1Che diremo dunque di Abramo, nostro antenato secondo la carne? 2Se infatti Abramo è stato giustificato per le opere, certo ha di che gloriarsi, ma non davanti a Dio. 3Ora, che cosa dice la Scrittura? Abramo ebbe fede in Dio e ciò gli fu accreditato come giustizia. 4A chi lavora, il salario non viene calcolato come un dono, ma come debito; 5a chi invece non lavora, ma crede in colui che giustifica l’empio, la sua fede gli viene accreditata come giustizia. 6Così anche Davide proclama beato l’uomo a cui Dio accredita la giustizia indipendentemente dalle opere:
7Beati quelli le cui iniquità sono state perdonate
e i peccati sono stati ricoperti;
8beato l’uomo al quale il Signore non mette in conto
il peccato!
9Orbene, questa beatitudine riguarda chi è circonciso o anche chi non è circonciso? Noi diciamo infatti che la fede fu accreditata ad Abramo come giustizia. 10Come dunque gli fu accreditata? Quando era circonciso o quando non lo era? Non certo dopo la circoncisione, ma prima. 11Infatti egli ricevette il segno della circoncisione quale sigillo della giustizia derivante dalla fede che aveva già ottenuta quando non era ancora circonciso; questo perché fosse padre di tutti i non circoncisi che credono e perché anche a loro venisse accreditata la giustizia 12e fosse padre anche dei circoncisi, di quelli che non solo hanno la circoncisione, ma camminano anche sulle orme della fede del nostro padre Abramo prima della sua circoncisione.
13Non infatti in virtù della legge fu data ad Abramo o alla sua discendenza la promessa di diventare erede del mondo, ma in virtù della giustizia che viene dalla fede; 14poiché se diventassero eredi coloro che provengono dalla legge, sarebbe resa vana la fede e nulla la promessa. 15La legge infatti provoca l’ira; al contrario, dove non c’è legge, non c’è nemmeno trasgressione. 16Eredi quindi si diventa per la fede, perché ciò sia per grazia e così la promessa sia sicura per tutta la discendenza, non soltanto per quella che deriva dalla legge, ma anche per quella che deriva dalla fede di Abramo, il quale è padre di tutti noi. 17Infatti sta scritto: Ti ho costituito padre di molti popoli; [è nostro padre] davanti al Dio nel quale credette, che dà vita ai morti e chiama all’esistenza le cose che ancora non esistono.
18Egli ebbe fede sperando contro ogni speranza e così divenne padre di molti popoli, come gli era stato detto: Così sarà la tua discendenza. 19Egli non vacillò nella fede, pur vedendo già come morto il proprio corpo - aveva circa cento anni - e morto il seno di Sara. 20Per la promessa di Dio non esitò con incredulità, ma si rafforzò nella fede e diede gloria a Dio, 21pienamente convinto che quanto egli aveva promesso era anche capace di portarlo a compimento. 22Ecco perché gli fu accreditato come giustizia.
23E non soltanto per lui è stato scritto che gli fu accreditato come giustizia, 24ma anche per noi, ai quali sarà egualmente accreditato: a noi che crediamo in colui che ha risuscitato dai morti Gesù nostro Signore, 25il quale è stato messo a morte per i nostri peccati ed è stato risuscitato per la nostra giustificazione.

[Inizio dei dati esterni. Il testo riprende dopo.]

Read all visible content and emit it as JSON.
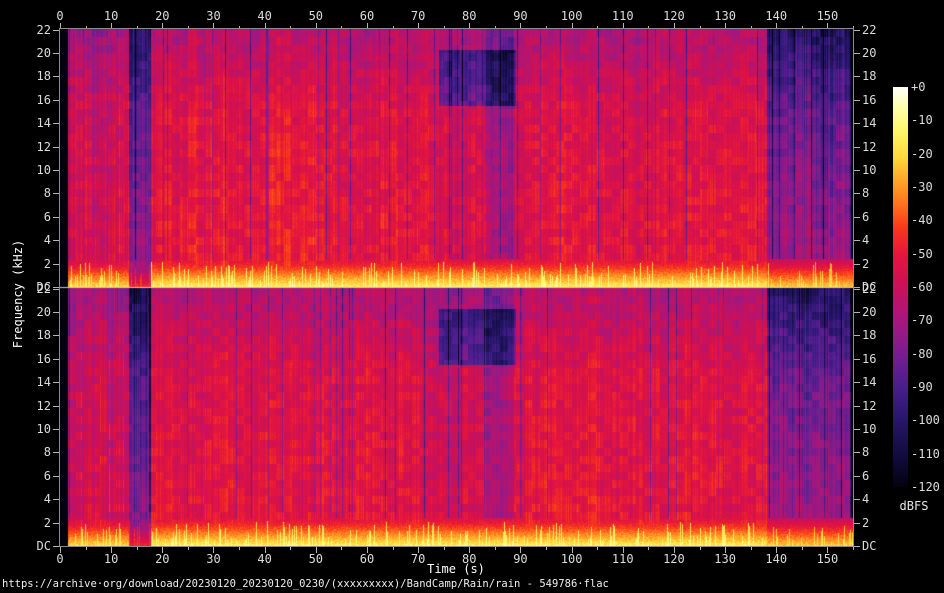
{
  "style": {
    "background": "#000000",
    "text_color": "#e6e6e6",
    "tick_color": "#b4b4b4",
    "plot_border_color": "#8c8c8c",
    "channel_separator_color": "#c8c8c8"
  },
  "chart_data": {
    "type": "heatmap",
    "subtype": "stereo-audio-spectrogram",
    "title": "https://archive·org/download/20230120_20230120_0230/(xxxxxxxxx)/BandCamp/Rain/rain - 549786·flac",
    "xlabel": "Time (s)",
    "ylabel": "Frequency (kHz)",
    "duration_s": 155,
    "x_range_s": [
      0,
      155
    ],
    "x_ticks_major": [
      0,
      10,
      20,
      30,
      40,
      50,
      60,
      70,
      80,
      90,
      100,
      110,
      120,
      130,
      140,
      150
    ],
    "x_ticks_minor": [
      5,
      15,
      25,
      35,
      45,
      55,
      65,
      75,
      85,
      95,
      105,
      115,
      125,
      135,
      145,
      155
    ],
    "y_range_khz": [
      0,
      22.05
    ],
    "y_tick_labels": [
      "22",
      "20",
      "18",
      "16",
      "14",
      "12",
      "10",
      "8",
      "6",
      "4",
      "2",
      "DC"
    ],
    "channels": [
      "channel-1",
      "channel-2"
    ],
    "colorbar": {
      "label": "dBFS",
      "range_db": [
        0,
        -120
      ],
      "tick_labels": [
        "+0",
        "-10",
        "-20",
        "-30",
        "-40",
        "-50",
        "-60",
        "-70",
        "-80",
        "-90",
        "-100",
        "-110",
        "-120"
      ]
    },
    "palette_db_rgb": [
      [
        0,
        255,
        255,
        255
      ],
      [
        -6,
        255,
        255,
        170
      ],
      [
        -14,
        255,
        243,
        100
      ],
      [
        -21,
        255,
        217,
        60
      ],
      [
        -28,
        255,
        166,
        40
      ],
      [
        -35,
        255,
        115,
        30
      ],
      [
        -42,
        248,
        58,
        25
      ],
      [
        -50,
        230,
        22,
        60
      ],
      [
        -58,
        208,
        16,
        82
      ],
      [
        -66,
        182,
        20,
        112
      ],
      [
        -74,
        150,
        26,
        134
      ],
      [
        -82,
        110,
        30,
        146
      ],
      [
        -90,
        72,
        30,
        140
      ],
      [
        -98,
        44,
        24,
        114
      ],
      [
        -106,
        26,
        16,
        80
      ],
      [
        -114,
        12,
        8,
        46
      ],
      [
        -120,
        3,
        2,
        14
      ]
    ],
    "segments": [
      {
        "t": [
          0,
          1.4
        ],
        "level_db": -120,
        "dc_db": null,
        "label": "leading silence"
      },
      {
        "t": [
          1.4,
          13.4
        ],
        "level_db": -60,
        "dc_db": -20,
        "label": "intro, finely striped"
      },
      {
        "t": [
          13.4,
          17.6
        ],
        "level_db": -93,
        "dc_db": -46,
        "label": "quiet passage"
      },
      {
        "t": [
          17.6,
          74.0
        ],
        "level_db": -54,
        "dc_db": -15,
        "label": "loud section"
      },
      {
        "t": [
          74.0,
          89.0
        ],
        "level_db": -57,
        "dc_db": -15,
        "label": "loud with high-frequency notch",
        "hf_notch_khz": [
          15.5,
          20.3
        ],
        "hf_notch_db": -26,
        "dips": [
          {
            "t": [
              83.2,
              88.6
            ],
            "db": -14
          }
        ]
      },
      {
        "t": [
          89.0,
          138.0
        ],
        "level_db": -54,
        "dc_db": -15,
        "label": "loud section"
      },
      {
        "t": [
          138.0,
          155.0
        ],
        "level_db": -90,
        "dc_db": -22,
        "label": "outro, quiet striped"
      }
    ],
    "low_band": {
      "cutoff_khz": 2.4,
      "description": "bright yellow/orange energy band near DC"
    },
    "render_seeds": [
      7,
      13
    ]
  }
}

Questo brano è un’ampia dimostrazione scritturistica delle considerazioni di 3,21-31. La giustizia mediante la fede e la giustizia di Dio non sono novità assolute: esse si trovano già nell’AT.

Abramo deve essere ritenuto padre di tutti i credenti, siano essi pagani o giudei. La circoncisione è soltanto il sigillo della sua giustizia ottenuta per fede, non il presupposto di essa; la promessa fu rivolta ad Abramo non perché avesse compiuto le opere della legge, ma perché aveva ottenuto la giustizia nella fede. Abramo è tipo di ogni credente.

Vv. 1 - 2 - Se Abramo fosse stato giustificato per le opere, avrebbe qualche motivo di vanto, ma non davanti a Dio. L’enunciato del v.2 è rivolto contro una certa interpretazione giudaica di Abramo, quale si rispecchia in alcuni testi apocalittici e rabbinici. A tutto ciò Paolo risponde che Abramo non trovò affatto benevolenza presso Dio a motivo delle sue opere. Questo gli avrebbe procurato soltanto gloria tra gli uomini.

V. 3 - Come si debba effettivamente intendere la giustizia di Abramo risulta dalla Scrittura. Qui viene citato quasi alla lettera Gen 15,3 LXX. Abramo, posto di fronte alle parole di Dio, le accolse con spirito di obbedienza, si affidò alla sua promessa e proprio per questo risultò nel giudizio di Dio come l’uomo che accetta quanto Dio ha stabilito per entrare in comunione con lui, ossia l’alleanza e i comandamenti, e in questo senso è giusto.

Vv. 4 - 5 - L’immagine del v.4 è questa: a colui che lavora la mercede viene pagata per dovere e non concessa come dono. Nel v.5 Paolo abbandona il discorso figurato e passa all’opposizione reale tra fede e opere della legge. Chi non esegue opere, ma ha la fede non approda a una ricompensa, ma ad essere giusto. L’empietà dell’uomo viene rimossa dalla giustizia di Dio con un atto di grazia assoluta.

La seconda citazione (Sal 32,1-2) pone in risalto che la giustificazione dell’empio comprende in sé il perdono dei peccati. La fede computata come giustizia indipendentemente dalle opere della legge indica nei confronti dell’empio il perdono dei peccati.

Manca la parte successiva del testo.